Ghosted by A Gentleman @ 09/08/2004 2:22 AM EDT


Holy fucking shit that was funny.
Gives me a bunch of good ideas. Keep it up.

Ghosted by Rankenphile @ 09/08/2004 2:47 AM EDT


Dude… you have no life, but you’re hilarious..

Ghosted by Vickie @ 09/20/2004 6:04 PM EDT


Dude… you have no life, but you’re hilarious..

Ghosted by Vickie @ 09/20/2004 6:04 PM EDT


Dude… you have no life, but you’re hilarious..

Ghosted by Vickie @ 09/20/2004 6:04 PM EDT


there a 2 chicken machines in my area one is the regular chicken one and the other is the converted Flintstone dinosaur egg hatching one.

Ghosted by pikachulover @ 09/21/2004 1:33 AM EDT


Those ninjas are the best thing ever. Everyone in my group of friends has one in their car, usually hiding in some ingenious fashion. We’ve done this since around 99 or so, and it’s one of my favorite quirks of our group.

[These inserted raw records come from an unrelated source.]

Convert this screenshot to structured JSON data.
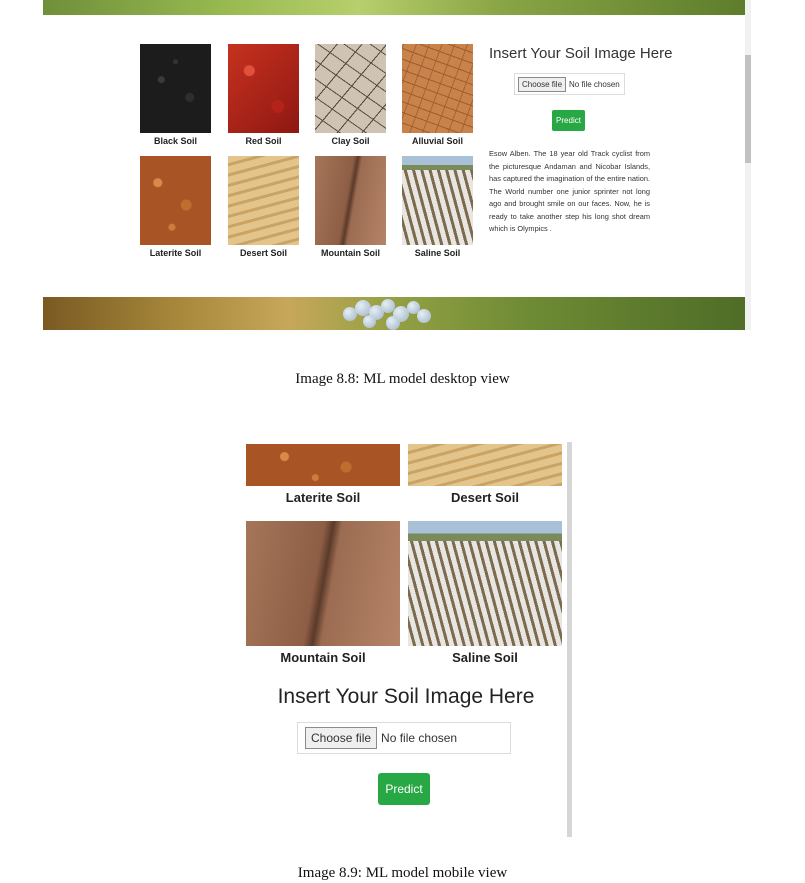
{
  "desktop": {
    "tiles": [
      {
        "label": "Black Soil"
      },
      {
        "label": "Red Soil"
      },
      {
        "label": "Clay Soil"
      },
      {
        "label": "Alluvial Soil"
      },
      {
        "label": "Laterite Soil"
      },
      {
        "label": "Desert Soil"
      },
      {
        "label": "Mountain Soil"
      },
      {
        "label": "Saline Soil"
      }
    ],
    "upload_title": "Insert Your Soil Image Here",
    "choose_file_label": "Choose file",
    "no_file_text": "No file chosen",
    "predict_label": "Predict",
    "paragraph": "Esow Alben. The 18 year old Track cyclist from the picturesque Andaman and Nicobar Islands, has captured the imagination of the entire nation. The World number one junior sprinter not long ago and brought smile on our faces. Now, he is ready to take another step his long shot dream which is Olympics ."
  },
  "mobile": {
    "tiles": [
      {
        "label": "Laterite Soil"
      },
      {
        "label": "Desert Soil"
      },
      {
        "label": "Mountain Soil"
      },
      {
        "label": "Saline Soil"
      }
    ],
    "upload_title": "Insert Your Soil Image Here",
    "choose_file_label": "Choose file",
    "no_file_text": "No file chosen",
    "predict_label": "Predict"
  },
  "captions": {
    "desktop": "Image 8.8: ML model desktop view",
    "mobile": "Image 8.9: ML model mobile view"
  },
  "colors": {
    "predict_button": "#28a745"
  }
}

Ghosted by Interociter @ 09/28/2004 4:56 PM EDT


Okay, after reading this, I was in Wal-mart the other day, and I saw some of those blinky rings. So, I bought one, of course. Just to see. And mine worked! I was so happy! All I had to do was turn the little top part clockwise until it started blinking red and yellow. I don’t know if they are the same kind as yours, but just so everyone knows, the blinky rings in my North Carolina Wal-mart are blinking like crazy. So yeah.

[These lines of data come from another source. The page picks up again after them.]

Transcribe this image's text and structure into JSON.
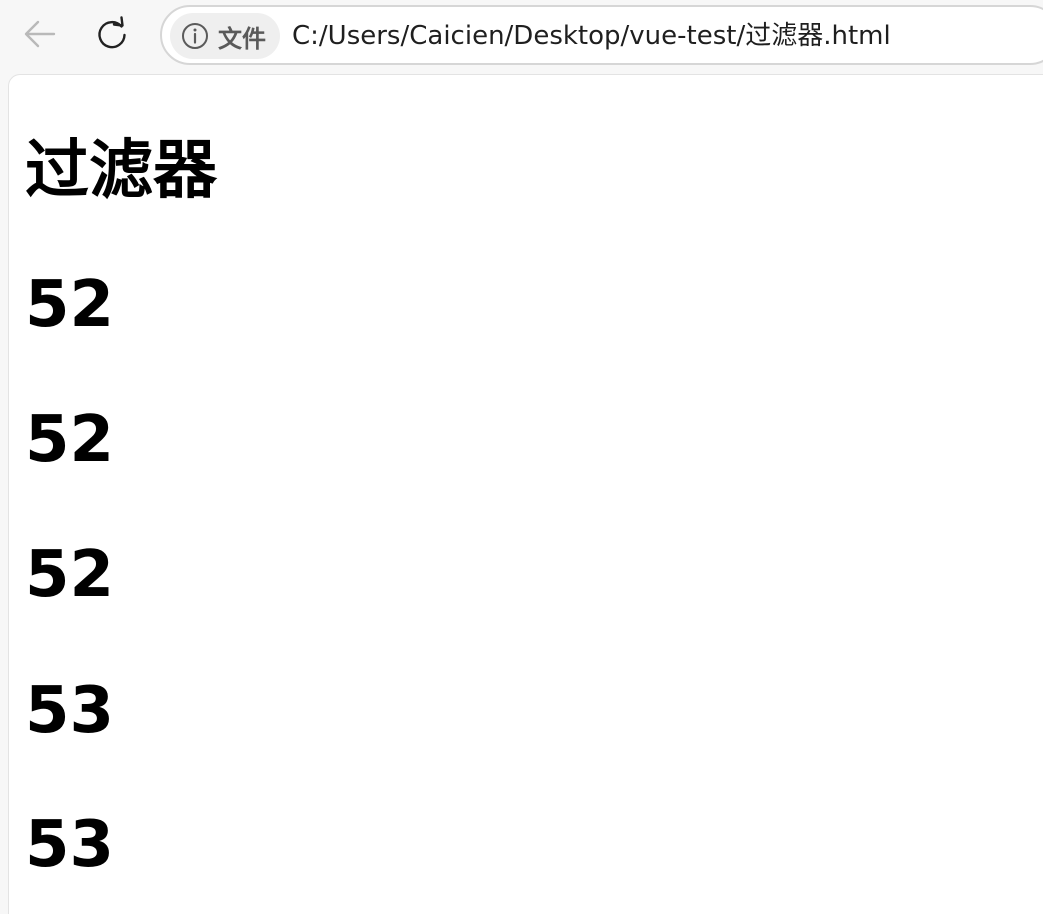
{
  "toolbar": {
    "back_icon": "arrow-left-icon",
    "reload_icon": "reload-icon"
  },
  "address_bar": {
    "chip_icon": "info-icon",
    "chip_label": "文件",
    "url": "C:/Users/Caicien/Desktop/vue-test/过滤器.html"
  },
  "page": {
    "title": "过滤器",
    "values": [
      "52",
      "52",
      "52",
      "53",
      "53"
    ]
  }
}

Ghosted by Mallard @ 10/01/2004 11:50 AM EDT


You have no idea what your exposé on the Chicken Machine meant to me. They populated my area in my childhood years and while I had long forgotten them, your review made me remember them like it was yesterday. If I were you, I would definitely get one. I hope I don’t come across one with excess cash in my pocket, because it WILL get spent.

Ghosted by Orson @ 10/08/2004 4:03 PM EDT


I’ve still got a chicken machine at my local drug store, and yes they also have other less run of the mill toy machines so if you ever find yourself in Phoenixville Pennsylvania (which is a snowball’s chance in hell and if you do arrive there you’ll be wishing you were a snowball in hell just to end the misery) go to Gateway pharmacies to see this wonder of the world. And yes I know I use run on sentances. This Chicken Machine doesn’t look to great on the outside but the music plays and the chicken is well painted, moving easly in an endless circle as it drops its load of delight (which could be anything from an army man to one of those fake gold ring watchs) out for the world to enjoy for the low, low price of 25 cents.